CHHSM Advocacy Center
The United Church of Christ’s Council for Health and Human Service Ministries (CHHSM) and Justice and Witness Ministries (JWM) have partnered together to bring you this advocacy toolkit for the November 2020 election.
The advocacy issues raised here stem from the variety of services CHHSM organizations provide across the country. They were also topics CHHSM’s board voted on to guide the organization in how to ‘be a voice’ for social justice. Each month from January-September 2020, a new advocacy issue will be added to the toolkit:
- January - Health Care for All
- February - Affordable Housing & Homelessness
- March - Reproductive Health Care
- April - Children, Youth, and Families Services
- May - Services to Older Adults
- June - Food Insecurity
- July - Services to Persons with Disabilities
- August - Healthcare Access
- September - Mental Health & Substance Use
We recognize that this is not an all-inclusive list of the many advocacy areas within health and human services, yet we hope it will provide insight into the range of efforts important to the UCC.
Addressing these advocacy issues one at a time gives each topic the focused attention it needs. However, we understand these issues and others like them (ie: climate change and immigration reform) to intersect with and impact one another. We feel it is important to note that the services we are advocating for are connected to systemic problems and to the context in which they occur.

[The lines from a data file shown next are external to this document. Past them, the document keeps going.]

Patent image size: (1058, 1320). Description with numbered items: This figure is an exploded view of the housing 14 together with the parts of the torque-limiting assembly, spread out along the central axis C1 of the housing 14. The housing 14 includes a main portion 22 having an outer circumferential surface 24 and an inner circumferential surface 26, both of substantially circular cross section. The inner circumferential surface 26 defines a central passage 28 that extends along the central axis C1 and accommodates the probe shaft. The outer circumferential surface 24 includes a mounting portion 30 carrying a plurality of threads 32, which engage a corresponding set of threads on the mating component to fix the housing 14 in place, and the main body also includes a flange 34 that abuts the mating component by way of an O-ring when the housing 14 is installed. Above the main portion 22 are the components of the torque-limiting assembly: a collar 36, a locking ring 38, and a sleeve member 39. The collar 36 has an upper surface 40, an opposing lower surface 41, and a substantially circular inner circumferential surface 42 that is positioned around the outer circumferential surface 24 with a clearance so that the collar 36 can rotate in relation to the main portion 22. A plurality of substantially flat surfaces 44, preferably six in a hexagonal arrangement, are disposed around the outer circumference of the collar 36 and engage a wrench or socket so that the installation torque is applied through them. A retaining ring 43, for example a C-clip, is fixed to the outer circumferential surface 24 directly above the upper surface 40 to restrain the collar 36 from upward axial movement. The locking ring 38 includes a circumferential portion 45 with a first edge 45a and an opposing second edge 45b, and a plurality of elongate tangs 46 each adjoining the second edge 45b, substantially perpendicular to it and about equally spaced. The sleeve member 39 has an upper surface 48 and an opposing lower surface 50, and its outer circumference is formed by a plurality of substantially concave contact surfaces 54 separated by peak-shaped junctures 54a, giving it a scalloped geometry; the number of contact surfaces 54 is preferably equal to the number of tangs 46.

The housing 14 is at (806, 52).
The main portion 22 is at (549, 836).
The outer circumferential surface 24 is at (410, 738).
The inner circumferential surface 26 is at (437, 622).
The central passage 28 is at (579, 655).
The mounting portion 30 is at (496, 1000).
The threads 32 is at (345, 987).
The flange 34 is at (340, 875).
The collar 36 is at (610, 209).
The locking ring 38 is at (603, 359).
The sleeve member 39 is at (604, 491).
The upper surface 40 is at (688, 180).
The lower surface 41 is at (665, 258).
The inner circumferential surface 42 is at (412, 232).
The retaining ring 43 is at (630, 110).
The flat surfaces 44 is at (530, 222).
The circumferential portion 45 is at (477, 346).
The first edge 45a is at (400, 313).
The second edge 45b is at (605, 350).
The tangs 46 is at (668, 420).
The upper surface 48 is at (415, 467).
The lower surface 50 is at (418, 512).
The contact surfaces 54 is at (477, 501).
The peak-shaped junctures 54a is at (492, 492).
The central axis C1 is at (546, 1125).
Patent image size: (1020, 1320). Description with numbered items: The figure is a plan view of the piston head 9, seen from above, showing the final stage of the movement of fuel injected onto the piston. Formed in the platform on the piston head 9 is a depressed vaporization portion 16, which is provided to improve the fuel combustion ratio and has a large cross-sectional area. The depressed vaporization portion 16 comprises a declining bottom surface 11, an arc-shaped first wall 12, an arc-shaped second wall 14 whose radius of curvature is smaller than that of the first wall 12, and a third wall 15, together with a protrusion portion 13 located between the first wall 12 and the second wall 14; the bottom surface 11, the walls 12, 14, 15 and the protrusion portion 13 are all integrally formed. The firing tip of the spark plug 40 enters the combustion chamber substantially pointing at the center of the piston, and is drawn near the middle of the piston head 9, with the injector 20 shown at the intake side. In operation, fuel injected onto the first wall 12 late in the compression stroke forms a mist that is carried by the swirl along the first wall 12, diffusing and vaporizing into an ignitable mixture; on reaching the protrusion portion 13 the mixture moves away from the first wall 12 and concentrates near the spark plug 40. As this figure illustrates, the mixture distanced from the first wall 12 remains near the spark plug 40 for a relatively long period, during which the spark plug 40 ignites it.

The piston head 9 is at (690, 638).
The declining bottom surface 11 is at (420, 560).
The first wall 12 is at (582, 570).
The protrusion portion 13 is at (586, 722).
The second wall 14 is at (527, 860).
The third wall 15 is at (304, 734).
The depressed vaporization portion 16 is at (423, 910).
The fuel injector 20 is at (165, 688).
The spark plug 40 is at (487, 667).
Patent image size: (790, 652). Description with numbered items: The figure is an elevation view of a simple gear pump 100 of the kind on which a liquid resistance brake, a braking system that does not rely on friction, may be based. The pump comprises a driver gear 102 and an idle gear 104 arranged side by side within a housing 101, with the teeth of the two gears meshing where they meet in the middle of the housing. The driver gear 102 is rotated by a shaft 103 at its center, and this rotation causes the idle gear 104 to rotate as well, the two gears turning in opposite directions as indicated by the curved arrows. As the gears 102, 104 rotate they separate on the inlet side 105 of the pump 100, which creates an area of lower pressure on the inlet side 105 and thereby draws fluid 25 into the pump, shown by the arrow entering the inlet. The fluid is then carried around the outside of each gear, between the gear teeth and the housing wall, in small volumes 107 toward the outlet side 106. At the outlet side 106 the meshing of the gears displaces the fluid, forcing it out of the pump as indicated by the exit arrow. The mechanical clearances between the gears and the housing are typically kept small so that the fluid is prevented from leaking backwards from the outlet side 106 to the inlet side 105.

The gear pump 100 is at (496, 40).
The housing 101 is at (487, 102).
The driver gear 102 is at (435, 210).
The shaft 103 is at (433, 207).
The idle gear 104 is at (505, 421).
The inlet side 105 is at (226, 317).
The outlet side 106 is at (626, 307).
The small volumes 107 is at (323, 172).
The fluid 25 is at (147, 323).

To this point, research shows that differences in community health can be traced to unequal economic and social conditions. Health inequities are rooted in past and current unjust policies. Yet as such, they can be changed. Creating health equity requires widening our understanding of health to include how a variety of factors, known as social determinants of health, impact one’s wellbeing and are shaped by the distribution of money, power, and resources. Examples include:
- Experience of discrimination
- Employment and working conditions
- Sexual orientation & gender identity
- Sense of social inclusion
- Political empowerment
Thus, for example, where you live, the quality of the education you receive, and experiences of racism can all contribute to your quality of health. This toolkit is written with the vision of health equity in mind- a vision which improves systemic conditions so that all people have the opportunity to attain their full health potential and where no one is kept from achieving this because of their social position or other socially determined circumstance.